In our bathrooms there are heat/vent units in the ceiling. They are simply turned on and off by a manual switch, I replaced the manual switches with smart switches and I currently have them automated using virtual thermostats. I have temp, humidity, motion sensors that along with virtual thermostat control the heating of the bathrooms.

I would like to have a physical thermostat so I can control temperature without having to rely on opening my HE dashboard. So could I just attach the Pearl to the wall and use the thermostat like a virtual thermostat. There would be no actual connections to the thermostat I would just monitor state changes with Zigbee and RM rules would turn on the switch as needed.

Yes, other than staying on the network the Pearl has been working as designed, can take a setpoint, monitors the temp and cycles as needed.

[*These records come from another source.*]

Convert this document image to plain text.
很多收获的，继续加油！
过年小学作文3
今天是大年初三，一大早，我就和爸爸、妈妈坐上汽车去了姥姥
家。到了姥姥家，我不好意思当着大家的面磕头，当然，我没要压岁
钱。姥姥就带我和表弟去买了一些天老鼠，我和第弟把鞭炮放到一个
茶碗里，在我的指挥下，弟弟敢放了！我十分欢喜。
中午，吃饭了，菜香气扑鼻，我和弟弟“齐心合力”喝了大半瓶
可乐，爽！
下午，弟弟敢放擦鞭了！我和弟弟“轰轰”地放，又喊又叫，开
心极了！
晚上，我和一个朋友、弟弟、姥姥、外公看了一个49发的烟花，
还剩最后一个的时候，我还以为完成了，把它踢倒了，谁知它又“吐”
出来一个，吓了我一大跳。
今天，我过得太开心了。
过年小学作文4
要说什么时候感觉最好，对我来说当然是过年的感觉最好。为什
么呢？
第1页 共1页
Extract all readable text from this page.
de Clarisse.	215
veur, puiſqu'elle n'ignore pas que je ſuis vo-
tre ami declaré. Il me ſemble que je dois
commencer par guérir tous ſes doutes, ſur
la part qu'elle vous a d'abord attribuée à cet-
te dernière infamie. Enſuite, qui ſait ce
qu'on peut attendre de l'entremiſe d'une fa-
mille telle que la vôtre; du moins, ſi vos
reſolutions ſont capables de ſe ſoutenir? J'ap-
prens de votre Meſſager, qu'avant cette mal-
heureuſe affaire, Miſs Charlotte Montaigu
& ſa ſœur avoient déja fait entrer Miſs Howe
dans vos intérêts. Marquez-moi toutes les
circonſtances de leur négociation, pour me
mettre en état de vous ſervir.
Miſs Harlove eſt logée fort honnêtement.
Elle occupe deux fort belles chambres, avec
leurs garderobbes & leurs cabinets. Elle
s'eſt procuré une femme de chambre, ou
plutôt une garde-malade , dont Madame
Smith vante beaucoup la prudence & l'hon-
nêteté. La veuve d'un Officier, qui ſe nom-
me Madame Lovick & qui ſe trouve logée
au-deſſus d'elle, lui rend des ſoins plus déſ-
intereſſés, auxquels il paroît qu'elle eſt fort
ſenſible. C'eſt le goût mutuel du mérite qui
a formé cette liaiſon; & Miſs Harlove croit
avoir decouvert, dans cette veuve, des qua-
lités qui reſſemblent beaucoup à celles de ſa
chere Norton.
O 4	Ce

That said...I was only able to find it on eBay, was new, but it seems the manufacturer has abandoned it. I pesonally preferred the esthetic of the Zen thremostat (also hard to find). Both ran well on batteries and both consistently dropped off my zigbee network. With no C wire I hooked them up to Rh and W.

When they run on batteries the display will go into sleep mode after 10 seconds or so to preserve power.

Asked AI and it said that that would be an issue. On battery power it said it would not last very long and would be slow to respond to commands. I have no real way to get power to a thermostat in the bathrooms with out some inventive wiring. So may have to stick to the dashboard.